See prospects for sustained cybersecurity stock outperformance

Cybersecurity index continues to outpace S&P 500 and Nasdaq

Q1 cybersecurity M&A activity declines from Q4 surge

Q1 cybersecurity private placement pace within recent range

How we looked at the market

This report presents our annual analysis of publicly traded, enterprise-focused cybersecurity firm performance.

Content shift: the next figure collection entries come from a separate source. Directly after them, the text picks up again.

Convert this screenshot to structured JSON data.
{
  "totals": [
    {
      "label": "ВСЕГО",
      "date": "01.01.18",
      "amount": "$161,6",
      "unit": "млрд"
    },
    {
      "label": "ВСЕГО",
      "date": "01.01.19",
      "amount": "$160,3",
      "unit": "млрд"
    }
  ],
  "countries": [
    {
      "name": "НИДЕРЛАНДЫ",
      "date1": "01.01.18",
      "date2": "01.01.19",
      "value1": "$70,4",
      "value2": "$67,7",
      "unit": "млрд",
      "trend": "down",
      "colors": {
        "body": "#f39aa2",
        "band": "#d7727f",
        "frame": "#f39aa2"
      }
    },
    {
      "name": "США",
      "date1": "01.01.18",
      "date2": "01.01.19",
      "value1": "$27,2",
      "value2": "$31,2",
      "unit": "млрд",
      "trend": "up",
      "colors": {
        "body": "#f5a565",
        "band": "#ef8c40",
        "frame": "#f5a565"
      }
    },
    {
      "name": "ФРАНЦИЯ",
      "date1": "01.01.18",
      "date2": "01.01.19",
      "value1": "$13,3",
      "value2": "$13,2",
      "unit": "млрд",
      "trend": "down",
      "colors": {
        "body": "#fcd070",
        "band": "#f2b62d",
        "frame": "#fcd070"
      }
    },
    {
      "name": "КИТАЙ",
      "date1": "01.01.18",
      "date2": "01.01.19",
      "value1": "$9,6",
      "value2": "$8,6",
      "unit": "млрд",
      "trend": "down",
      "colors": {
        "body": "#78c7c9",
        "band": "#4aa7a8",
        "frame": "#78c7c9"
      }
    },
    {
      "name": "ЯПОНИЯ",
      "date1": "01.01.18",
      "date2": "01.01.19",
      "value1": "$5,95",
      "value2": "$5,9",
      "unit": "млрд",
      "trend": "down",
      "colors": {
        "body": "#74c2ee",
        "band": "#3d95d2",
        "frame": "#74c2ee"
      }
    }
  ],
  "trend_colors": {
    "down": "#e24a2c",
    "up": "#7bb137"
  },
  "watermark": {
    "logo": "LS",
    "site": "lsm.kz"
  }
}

Unlike our previous annual analyses published in December, which relied on preliminary indications of full-year performance, the late-March timing this year enables us to include final results for companies with a Dec. 31 fiscal year and those with a Jan. 31 fiscal year, which we treat as 2021 in our analysis.

To be included in this year's analysis, companies had to be listed on a U.S. exchange, have most-recent year revenue greater than $100 million, derive the vast majority of their business from supplying cybersecurity solutions to businesses and government customers (not consumers), and have been public for all of 2021. Relative to our most recent annual analysis in December 2020, we have removed three companies that were acquired during the year: McAfee, Proofpoint and Zix. In addition, due to the mid-year sale of Mandiant's (MNDT, formerly FireEye) products division, we exclude Mandiant from our revenue growth and guidance analysis, as its original 2021 guidance included this divested division. Consistent with our focus on business-to-business companies, we again exclude consumer-focused cybersecurity companies such as NortonLifeLock (NLOK).